T2I Scaling: Experiments were primarily on ImageNet. Scaling the recipe to large-scale Text-to-Image (T2I) datasets is necessary to confirm broad scalability.
MNG Schedule: The exponential decay for \(\alpha_k\) is manually set; a systematic search might reveal better schedules coupled with model depth.
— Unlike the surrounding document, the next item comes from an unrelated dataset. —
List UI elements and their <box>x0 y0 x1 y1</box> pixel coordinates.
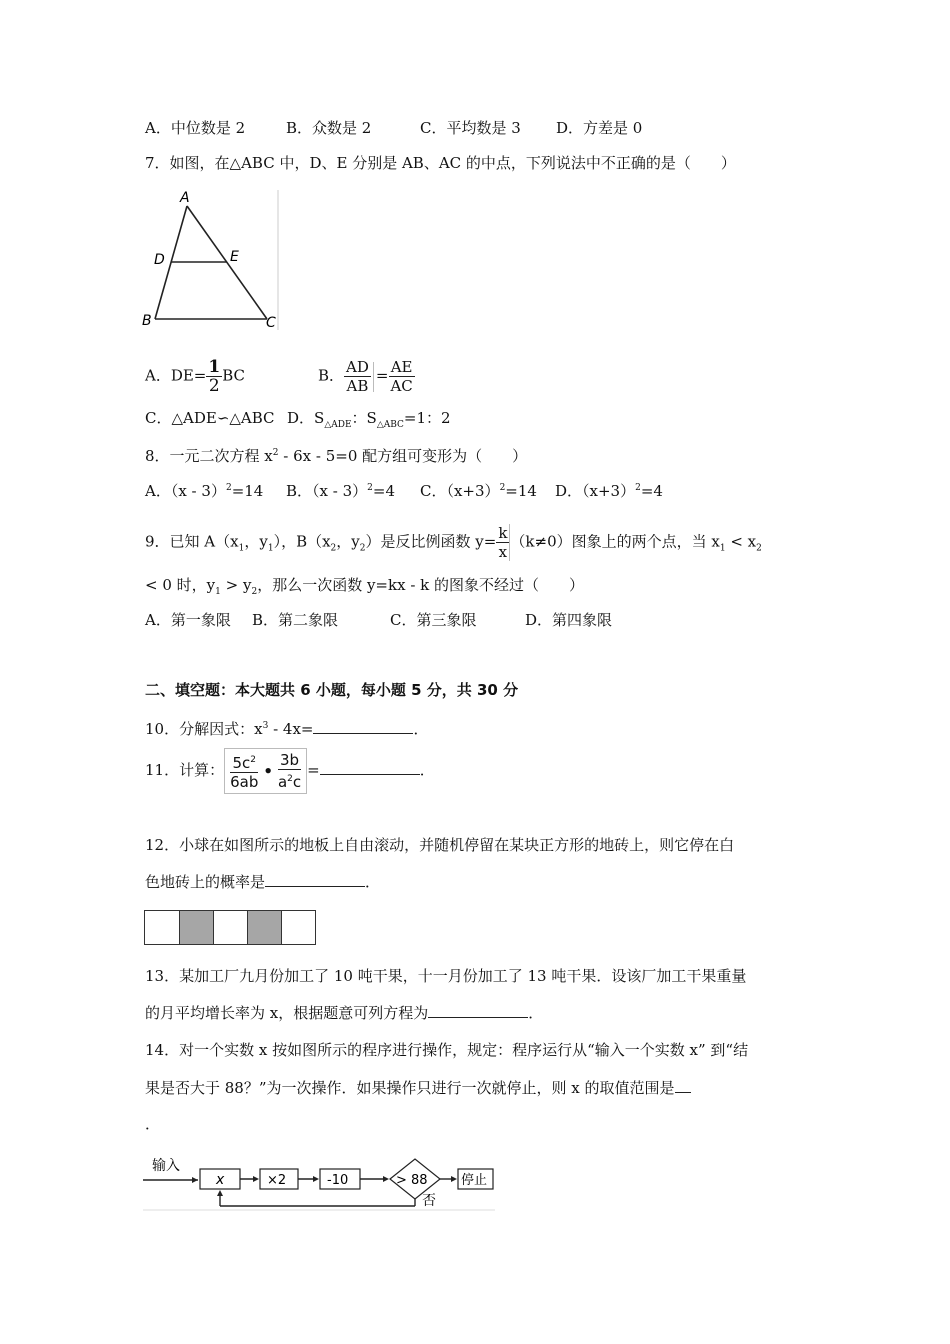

vs StyleGAN-XL / GigaGAN: Both are large GANs, but GAT adopts a "Pure ViT + VAE latent + systematic scaling" approach, which is more "scale-friendly" and engineering-consistent with diffusion models.
vs DiT / SiT: Shared architecture, but GAT uses GAN training instead of score matching, reducing inference to 1 NFE. GAT's MNG and lr scaling solve GAN-specific scaling instabilities.
vs MSG-GAN: Identical underlying idea (intermediate supervision), but MNG's switch to noise-perturbed single-image inputs is critical for performance in the GAT framework.
vs MeanFlow / Shortcut: GAT uses direct GAN training rather than distillation from multi-step teachers, avoiding the "teacher quality ceiling" and achieving superior 1-NFE performance (FID 2.18 vs 3.43).

Rating¶

Novelty: ⭐⭐⭐⭐ MNG is an elegant variant of MSG; width-aware lr is not entirely new, but the systematic validation of GAN scaling laws is a significant first for this direction.
Experimental Thoroughness: ⭐⭐⭐⭐⭐ Comprehensive coverage including scaling curves, power law fitting, decoupled G/D analysis, CKNNA analysis, and lr mismatch experiments.
Writing Quality: ⭐⭐⭐⭐ Clear logic; the story of "two failure modes and two corresponding solutions" is well-supported.
Value: ⭐⭐⭐⭐⭐ Provides the first reproducible recipe for scaling GANs, demonstrating that single-step generators can be competitive and scalable.